A recent case highlights the sort of problems that can arise when family members make informal financial arrangements with one another. It concerned a man who had been left a half interest in his late mother’s residuary estate (the residuary estate is what is left in the estate after the specific bequests have been made and the estate expenses met). The only asset in the estate was a house, which had been bought in 1982 and which was financed from money realised from the sale of the son’s property. The son had helped his parents finance the purchase of the property because he wished to provide for them in their old age. The property was bought in his parents’ names and he agreed with them that he would be entitled to ‘half the property’ when they died. It was concluded as a matter of fact by the court that the son’s contribution was probably more than a half of the purchase cost of the house.

When his father died, the man’s mother became the sole owner of the property. When she died, she left half her estate to the son and the other half to her other children. The question that arose was whether her son was entitled to half of the value of the house or whether he was entitled to a half share in the residuary estate under the will: a lesser sum. The son argued that a half share in the house was held in trust for him by his mother.

To decide the point, the court first had to consider whether the son’s rights arose as a result of the creation of a contract when the house was bought in 1982 or whether he had a beneficial interest in the property under common law.

If the son had a beneficial interest, it had to be determined whether his mother considered that her will disposed of the whole beneficial interest in the property and therefore believed that her will included the value of the house. Regrettably, her will did not make this clear. If so, equity demands that her son would need to elect whether to renounce his bequest under the will (retaining his beneficial interest in the house) or to accept the bequest and compensate the other beneficiaries.

In court the judge ruled that the son did not have a beneficial interest in the house, but only had a half share in the estate.

The decision was appealed to the Court of Appeal. The Court ruled that the son did have a substantial beneficial interest in the house and that it was clearly common ground between him and his parents that he owned a half interest in it.

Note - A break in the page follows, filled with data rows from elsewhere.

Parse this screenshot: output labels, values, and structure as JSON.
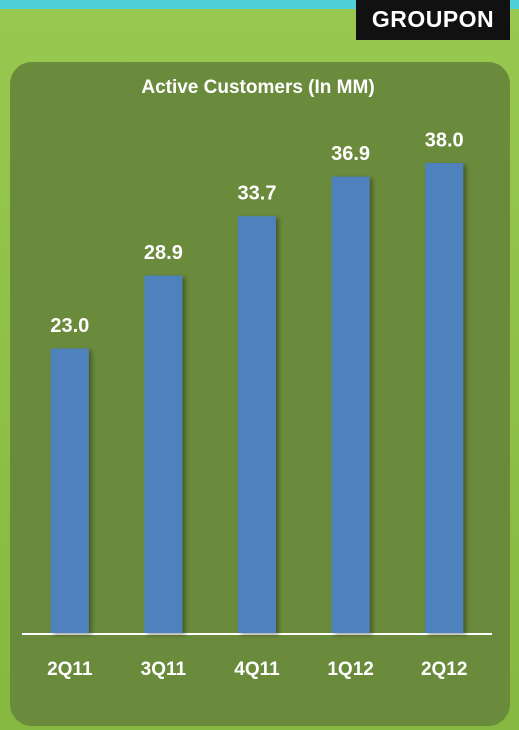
{
  "brand": "GROUPON",
  "chart_data": {
    "type": "bar",
    "title": "Active Customers (In MM)",
    "categories": [
      "2Q11",
      "3Q11",
      "4Q11",
      "1Q12",
      "2Q12"
    ],
    "values": [
      23.0,
      28.9,
      33.7,
      36.9,
      38.0
    ],
    "value_labels": [
      "23.0",
      "28.9",
      "33.7",
      "36.9",
      "38.0"
    ],
    "color": "#4f81bd"
  }
}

Evidence was produced that the mother considered that by her will she was disposing of the whole of the property. Therefore, the son would be required to make an election with regard to his interest under the will. The mother had intended her son to have no more than a half share in her estate.

This case shows the complications that can arise if decisions regarding the ownership of assets are not evidenced in writing. In this case, had the extent of the son’s title to the property been clear at the outset, the argument would not have arisen.